Celebramos el día de La Almudena, pero, más que celebrar a la patrona de Madrid, procedería organizar una iniciativa popular de tanques, tractores y quitanieves para intentar demolerla. No la virgen, por Dios, sino la catedral. Probablemente la más horrenda de Europa. O acaso del planeta.

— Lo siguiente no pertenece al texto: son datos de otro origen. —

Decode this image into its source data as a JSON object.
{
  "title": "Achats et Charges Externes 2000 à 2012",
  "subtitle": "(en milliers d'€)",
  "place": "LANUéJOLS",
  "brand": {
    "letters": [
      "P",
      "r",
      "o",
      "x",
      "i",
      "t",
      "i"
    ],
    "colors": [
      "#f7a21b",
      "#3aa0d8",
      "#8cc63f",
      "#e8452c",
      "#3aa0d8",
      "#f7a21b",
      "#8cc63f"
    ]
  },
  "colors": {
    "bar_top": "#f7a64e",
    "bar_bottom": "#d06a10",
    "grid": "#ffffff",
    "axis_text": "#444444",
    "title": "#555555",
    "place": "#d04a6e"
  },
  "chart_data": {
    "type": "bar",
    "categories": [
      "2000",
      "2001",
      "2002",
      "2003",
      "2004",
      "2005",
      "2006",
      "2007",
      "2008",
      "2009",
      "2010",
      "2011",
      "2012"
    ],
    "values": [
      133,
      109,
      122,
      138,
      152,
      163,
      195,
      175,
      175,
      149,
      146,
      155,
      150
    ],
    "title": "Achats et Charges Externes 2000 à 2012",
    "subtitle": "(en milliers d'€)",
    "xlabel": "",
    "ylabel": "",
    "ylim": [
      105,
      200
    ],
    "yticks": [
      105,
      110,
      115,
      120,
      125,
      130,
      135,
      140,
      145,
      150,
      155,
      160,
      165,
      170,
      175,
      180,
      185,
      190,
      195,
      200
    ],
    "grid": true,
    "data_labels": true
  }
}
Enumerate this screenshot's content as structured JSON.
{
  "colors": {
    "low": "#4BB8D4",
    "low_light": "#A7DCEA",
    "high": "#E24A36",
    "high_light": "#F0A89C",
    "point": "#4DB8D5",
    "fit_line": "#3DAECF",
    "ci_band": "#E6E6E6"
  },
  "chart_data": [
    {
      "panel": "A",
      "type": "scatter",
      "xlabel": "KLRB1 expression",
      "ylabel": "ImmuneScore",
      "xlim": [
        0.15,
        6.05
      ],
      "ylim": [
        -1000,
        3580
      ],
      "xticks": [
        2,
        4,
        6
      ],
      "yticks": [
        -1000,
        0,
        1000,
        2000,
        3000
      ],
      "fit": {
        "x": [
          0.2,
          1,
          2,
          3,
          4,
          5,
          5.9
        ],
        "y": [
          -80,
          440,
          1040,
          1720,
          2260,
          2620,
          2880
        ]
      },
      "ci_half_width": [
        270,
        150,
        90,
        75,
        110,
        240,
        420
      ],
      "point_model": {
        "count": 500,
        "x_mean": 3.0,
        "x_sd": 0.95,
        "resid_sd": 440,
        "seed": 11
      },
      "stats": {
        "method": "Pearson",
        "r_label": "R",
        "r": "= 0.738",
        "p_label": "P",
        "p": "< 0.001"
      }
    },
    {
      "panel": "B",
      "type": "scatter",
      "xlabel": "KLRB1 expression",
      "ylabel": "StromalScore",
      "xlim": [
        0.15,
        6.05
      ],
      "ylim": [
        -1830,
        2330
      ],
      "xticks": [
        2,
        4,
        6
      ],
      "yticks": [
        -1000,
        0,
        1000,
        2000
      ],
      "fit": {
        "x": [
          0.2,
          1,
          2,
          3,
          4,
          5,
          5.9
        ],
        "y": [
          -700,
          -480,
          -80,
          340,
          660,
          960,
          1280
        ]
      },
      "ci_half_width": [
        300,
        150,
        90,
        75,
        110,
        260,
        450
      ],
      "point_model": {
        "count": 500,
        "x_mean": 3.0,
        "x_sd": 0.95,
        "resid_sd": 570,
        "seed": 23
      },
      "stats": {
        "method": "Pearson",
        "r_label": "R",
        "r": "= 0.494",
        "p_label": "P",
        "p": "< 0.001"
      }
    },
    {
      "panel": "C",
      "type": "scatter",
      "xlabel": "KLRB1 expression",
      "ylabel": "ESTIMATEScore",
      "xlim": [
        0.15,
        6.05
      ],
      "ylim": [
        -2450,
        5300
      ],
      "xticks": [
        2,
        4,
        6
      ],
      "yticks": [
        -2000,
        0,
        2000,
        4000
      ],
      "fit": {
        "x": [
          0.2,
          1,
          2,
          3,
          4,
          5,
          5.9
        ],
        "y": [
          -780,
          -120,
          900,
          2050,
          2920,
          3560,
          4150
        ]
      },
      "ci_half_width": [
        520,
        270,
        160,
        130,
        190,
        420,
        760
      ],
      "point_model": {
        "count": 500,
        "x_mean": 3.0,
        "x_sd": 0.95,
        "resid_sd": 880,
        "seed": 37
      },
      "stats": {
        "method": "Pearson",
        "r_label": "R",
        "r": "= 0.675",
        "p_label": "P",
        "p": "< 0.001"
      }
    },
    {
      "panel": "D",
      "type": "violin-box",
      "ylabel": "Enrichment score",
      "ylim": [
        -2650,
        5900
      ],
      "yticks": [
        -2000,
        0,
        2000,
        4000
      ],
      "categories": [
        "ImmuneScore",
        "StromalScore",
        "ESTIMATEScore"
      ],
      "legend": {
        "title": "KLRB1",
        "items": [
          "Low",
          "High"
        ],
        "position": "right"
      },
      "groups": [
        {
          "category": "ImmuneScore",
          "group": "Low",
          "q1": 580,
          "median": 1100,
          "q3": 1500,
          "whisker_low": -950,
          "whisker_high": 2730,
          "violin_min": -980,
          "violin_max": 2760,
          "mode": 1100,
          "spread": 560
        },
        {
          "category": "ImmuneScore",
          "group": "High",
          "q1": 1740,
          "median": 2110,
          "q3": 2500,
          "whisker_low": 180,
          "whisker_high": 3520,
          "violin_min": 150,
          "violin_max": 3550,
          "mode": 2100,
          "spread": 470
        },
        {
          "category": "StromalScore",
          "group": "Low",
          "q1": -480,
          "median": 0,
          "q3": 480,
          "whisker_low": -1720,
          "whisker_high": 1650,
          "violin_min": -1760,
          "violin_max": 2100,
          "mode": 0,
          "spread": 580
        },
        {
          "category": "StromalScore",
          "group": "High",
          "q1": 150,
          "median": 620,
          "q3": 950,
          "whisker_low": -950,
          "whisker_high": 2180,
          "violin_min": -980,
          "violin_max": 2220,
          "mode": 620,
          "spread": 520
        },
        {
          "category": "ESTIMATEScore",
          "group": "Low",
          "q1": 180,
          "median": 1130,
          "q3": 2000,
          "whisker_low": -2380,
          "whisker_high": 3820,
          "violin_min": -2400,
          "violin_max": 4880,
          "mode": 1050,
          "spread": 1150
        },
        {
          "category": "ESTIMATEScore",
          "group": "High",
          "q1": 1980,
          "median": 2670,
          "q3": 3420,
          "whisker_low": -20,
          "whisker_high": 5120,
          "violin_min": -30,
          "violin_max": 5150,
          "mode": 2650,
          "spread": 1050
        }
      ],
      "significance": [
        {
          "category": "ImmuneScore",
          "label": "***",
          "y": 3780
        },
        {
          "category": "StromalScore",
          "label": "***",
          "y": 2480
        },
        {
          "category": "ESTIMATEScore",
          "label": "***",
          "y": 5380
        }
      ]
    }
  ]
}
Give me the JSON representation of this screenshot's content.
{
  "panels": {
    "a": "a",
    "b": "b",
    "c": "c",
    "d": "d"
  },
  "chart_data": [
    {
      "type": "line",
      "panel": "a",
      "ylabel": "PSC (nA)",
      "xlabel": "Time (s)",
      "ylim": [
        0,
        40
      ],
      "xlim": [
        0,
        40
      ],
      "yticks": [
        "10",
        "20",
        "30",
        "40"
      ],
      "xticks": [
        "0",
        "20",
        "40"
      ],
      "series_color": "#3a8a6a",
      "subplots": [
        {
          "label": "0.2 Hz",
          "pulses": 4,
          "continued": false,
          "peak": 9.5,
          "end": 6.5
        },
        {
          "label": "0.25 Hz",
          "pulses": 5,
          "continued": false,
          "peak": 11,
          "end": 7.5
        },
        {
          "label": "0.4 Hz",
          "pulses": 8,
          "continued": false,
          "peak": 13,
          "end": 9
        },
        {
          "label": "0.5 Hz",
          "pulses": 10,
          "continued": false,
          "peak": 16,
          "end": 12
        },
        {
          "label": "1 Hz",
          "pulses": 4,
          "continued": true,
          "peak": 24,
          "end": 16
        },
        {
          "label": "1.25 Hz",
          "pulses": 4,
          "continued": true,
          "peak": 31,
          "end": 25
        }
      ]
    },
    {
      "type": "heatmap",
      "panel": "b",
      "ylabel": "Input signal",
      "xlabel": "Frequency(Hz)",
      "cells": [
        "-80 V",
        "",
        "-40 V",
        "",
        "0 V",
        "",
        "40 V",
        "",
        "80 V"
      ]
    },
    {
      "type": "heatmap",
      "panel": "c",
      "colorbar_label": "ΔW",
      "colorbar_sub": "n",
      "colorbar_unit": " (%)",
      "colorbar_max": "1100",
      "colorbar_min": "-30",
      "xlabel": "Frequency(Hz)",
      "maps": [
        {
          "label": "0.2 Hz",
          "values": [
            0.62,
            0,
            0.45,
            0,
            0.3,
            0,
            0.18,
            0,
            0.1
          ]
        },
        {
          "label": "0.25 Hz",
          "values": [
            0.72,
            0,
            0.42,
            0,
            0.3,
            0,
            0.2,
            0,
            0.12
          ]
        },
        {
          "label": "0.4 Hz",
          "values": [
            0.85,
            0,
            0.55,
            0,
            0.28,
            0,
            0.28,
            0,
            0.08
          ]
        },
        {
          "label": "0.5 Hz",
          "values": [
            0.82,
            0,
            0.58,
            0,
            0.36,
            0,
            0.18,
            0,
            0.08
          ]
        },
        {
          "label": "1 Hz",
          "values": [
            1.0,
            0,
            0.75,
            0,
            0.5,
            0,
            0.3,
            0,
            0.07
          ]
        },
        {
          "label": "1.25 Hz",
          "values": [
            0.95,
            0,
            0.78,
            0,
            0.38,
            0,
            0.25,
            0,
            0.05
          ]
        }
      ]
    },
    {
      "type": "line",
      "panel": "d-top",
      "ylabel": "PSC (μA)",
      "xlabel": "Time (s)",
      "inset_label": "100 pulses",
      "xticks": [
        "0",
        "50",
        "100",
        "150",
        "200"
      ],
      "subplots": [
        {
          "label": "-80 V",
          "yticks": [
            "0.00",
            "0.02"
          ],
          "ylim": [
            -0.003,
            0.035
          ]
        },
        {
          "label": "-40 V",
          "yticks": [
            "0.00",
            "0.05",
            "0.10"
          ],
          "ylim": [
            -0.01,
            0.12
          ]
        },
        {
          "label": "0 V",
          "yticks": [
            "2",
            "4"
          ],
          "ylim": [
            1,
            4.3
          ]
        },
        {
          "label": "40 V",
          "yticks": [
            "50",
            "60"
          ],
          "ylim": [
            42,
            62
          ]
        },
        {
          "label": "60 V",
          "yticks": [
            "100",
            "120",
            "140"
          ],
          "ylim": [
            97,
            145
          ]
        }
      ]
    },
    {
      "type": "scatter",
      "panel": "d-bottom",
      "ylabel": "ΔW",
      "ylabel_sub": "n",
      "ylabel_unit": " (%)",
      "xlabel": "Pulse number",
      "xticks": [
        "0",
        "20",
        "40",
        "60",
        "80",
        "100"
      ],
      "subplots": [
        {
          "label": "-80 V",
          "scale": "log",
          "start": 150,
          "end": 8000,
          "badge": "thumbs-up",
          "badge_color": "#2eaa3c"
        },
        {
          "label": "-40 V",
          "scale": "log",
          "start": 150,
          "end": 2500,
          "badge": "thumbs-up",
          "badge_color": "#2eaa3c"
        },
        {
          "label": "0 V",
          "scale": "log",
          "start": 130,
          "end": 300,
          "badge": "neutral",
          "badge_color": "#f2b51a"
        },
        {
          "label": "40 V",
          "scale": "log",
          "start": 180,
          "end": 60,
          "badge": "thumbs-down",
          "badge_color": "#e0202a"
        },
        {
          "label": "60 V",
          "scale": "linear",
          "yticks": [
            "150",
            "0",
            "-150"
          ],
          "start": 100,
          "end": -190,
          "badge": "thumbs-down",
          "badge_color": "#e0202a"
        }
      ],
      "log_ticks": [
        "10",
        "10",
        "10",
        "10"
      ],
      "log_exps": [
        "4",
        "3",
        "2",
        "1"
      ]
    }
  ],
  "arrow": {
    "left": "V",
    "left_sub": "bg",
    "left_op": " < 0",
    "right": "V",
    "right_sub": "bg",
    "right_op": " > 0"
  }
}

He de decir que retomo aquí la idea incendiaria que ya sostenía mi padre, don Santiago Amón, cronista de la villa y promotor entusiasta de una campaña que aspiraba a dinamitarla. O de forma oficial -una voladura controlada- o de manera clandestina, naturalmente sin feligreses dentro ni profanación de los difuntos que se alojan en la siniestra cripta.

placeholder Campanarios y cúpula de la catedral de la Almudena. (EFE)
Campanarios y cúpula de la catedral de la Almudena. (EFE)

No existe un templo más alejado de los fieles que La Almudena, en sentido conceptual y en sentido físico. Es una catedral fría, gélida, que se resiente de la ventolera, que no mira a la ciudad y que se asoma a un precipicio, como si estuviera a punto de precipitarse ella misma. Un disparate es La Almudena, decía Santiago Amón. Y justificaba el sustantivo con razones elocuentes: “una obra funcionalmente inútil, ideológicamente contradictoria, históricamente incierta, arquitectónicamente desdichada y urbanísticamente nociva”.

Es una desgracia que Christo -con h intercalada- no hubiera incluido el monstruo de la catedral de La Almudena entre los monumentos susceptibles de empaquetarse. Escogió recubrir con telas y cordajes el Reichstag berlinés y logró a título póstumo envolver el Arco de Triunfo de París, pero nunca se apiadó del engendro arquitectónico que desluce la plaza de Oriente, como si fuera la Almudena un eclipse de granito que malogra la línea del horizonte.